Insofern ist die von Markus Söder diesem Projekt verordnete "Denkpause" nicht restlos abwegig. Vor diesem Hintergrund ist es allerdings ein wenig frivol, wenn der Oberbürgermeister beim Kulturempfang vor dem Gasteig in Anwesenheit des Kunstministers Markus Blume über Söders "Denkpause" spottet. Denn so eine große Leistung ist es auch wieder nicht, dass die Stadt nach einer endlosen Debatte im Herbst womöglich beschließt, das Gebäude nicht weiter leerstehen zu lassen, sondern zu sanieren.

"Die Stadtspitze kann nicht auf der einen Seite über den Freistaat lästern und auf der anderen Seite nach ihm rufen", lässt uns Blume dazu wissen. Denn gleich nach seinem Spott lud Reiter den Minister dazu ein, sich finanziell an der Gasteig-Sanierung zu beteiligen.

Sind oft verschiedener Meinung: Bayerns Ministerpräsident Markus Söder (li.) und Münchens OB Dieter Reiter.
Sind oft verschiedener Meinung: Bayerns Ministerpräsident Markus Söder (li.) und Münchens OB Dieter Reiter. © Alexander Hassenstein/Getty Images

OB Reiter will die Gasteig-Sanierung nun ohne den Freistaat vorantreiben

"Stadt und Freistaat haben in München große kulturelle Aufgaben", so die Antwort des Ministers. Man könne punktuell zusammenarbeiten, müsse seine Hausaufgaben aber selbst erledigen.
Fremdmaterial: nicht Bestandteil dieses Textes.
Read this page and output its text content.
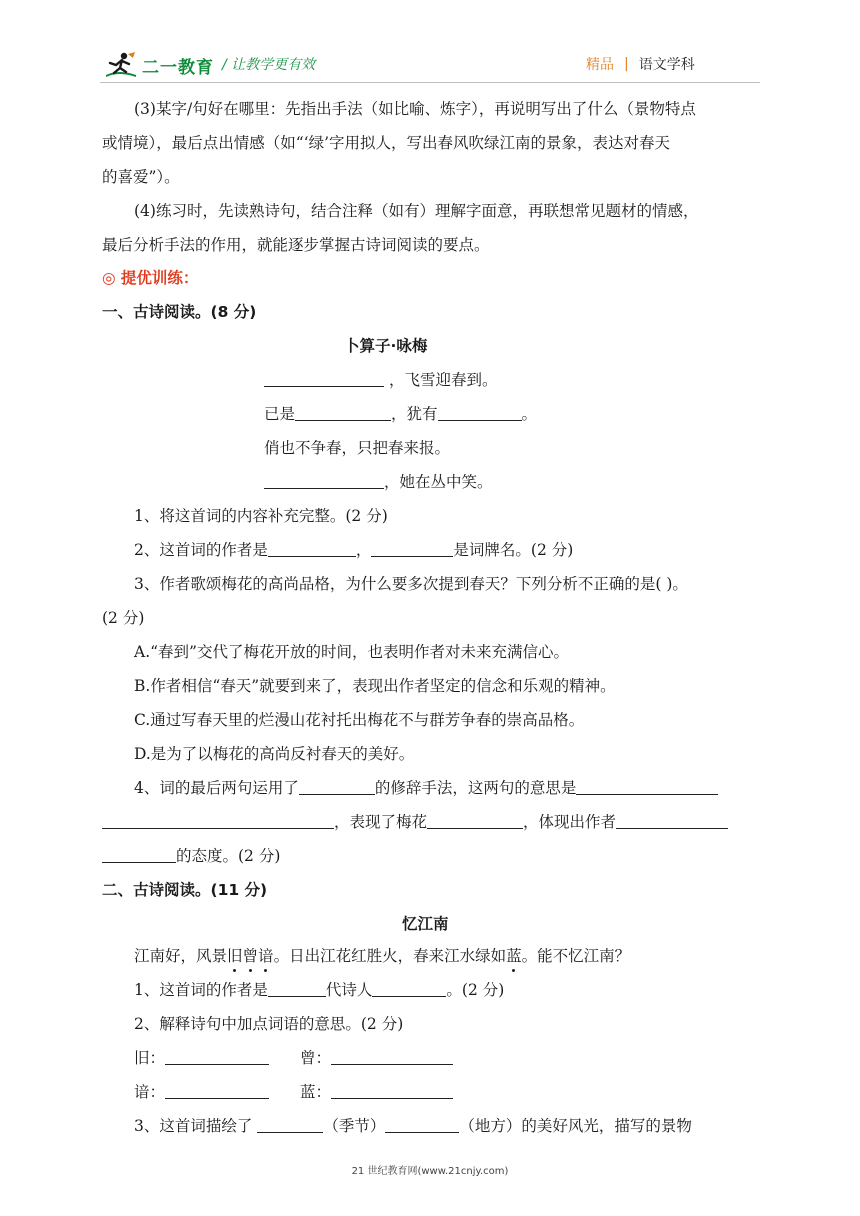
二一教育 / 让教学更有效	精品 | 语文学科
(3)某字/句好在哪里：先指出手法（如比喻、炼字），再说明写出了什么（景物特点
或情境），最后点出情感（如“‘绿’字用拟人，写出春风吹绿江南的景象，表达对春天
的喜爱”）。
(4)练习时，先读熟诗句，结合注释（如有）理解字面意，再联想常见题材的情感，
最后分析手法的作用，就能逐步掌握古诗词阅读的要点。
◎ 提优训练：
一、古诗阅读。(8 分)
卜算子·咏梅
，飞雪迎春到。
已是	，犹有	。
俏也不争春，只把春来报。
，她在丛中笑。
1、将这首词的内容补充完整。(2 分)
2、这首词的作者是	，	是词牌名。(2 分)
3、作者歌颂梅花的高尚品格，为什么要多次提到春天？下列分析不正确的是( )。
(2 分)
A.“春到”交代了梅花开放的时间，也表明作者对未来充满信心。
B.作者相信“春天”就要到来了，表现出作者坚定的信念和乐观的精神。
C.通过写春天里的烂漫山花衬托出梅花不与群芳争春的崇高品格。
D.是为了以梅花的高尚反衬春天的美好。
4、词的最后两句运用了	的修辞手法，这两句的意思是
，表现了梅花	，体现出作者
的态度。(2 分)
二、古诗阅读。(11 分)
忆江南
江南好，风景旧曾谙。日出江花红胜火，春来江水绿如蓝。能不忆江南？
1、这首词的作者是	代诗人	。(2 分)
2、解释诗句中加点词语的意思。(2 分)
旧：	曾：
谙：	蓝：
3、这首词描绘了	（季节）	（地方）的美好风光，描写的景物
21 世纪教育网(www.21cnjy.com)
Das gelte auch für den Gasteig. "Eine Beteiligung des Freistaats ist nach wie vor keine Option."

Reiter äußerte auf Nachfrage Überraschung. "Wir werden deshalb nunmehr ohne Einbeziehung des Freistaates das Projekt Gasteig-Sanierung vorantreiben, so der Oberbürgermeister entschlossen. "Leider bleibt der Kunstminister erneut die Antwort schuldig, ob der Freistaat im Hinblick auf die Absage an die Stadt den Konzertsaal im Werksviertel realisieren wird", fügte er hinzu.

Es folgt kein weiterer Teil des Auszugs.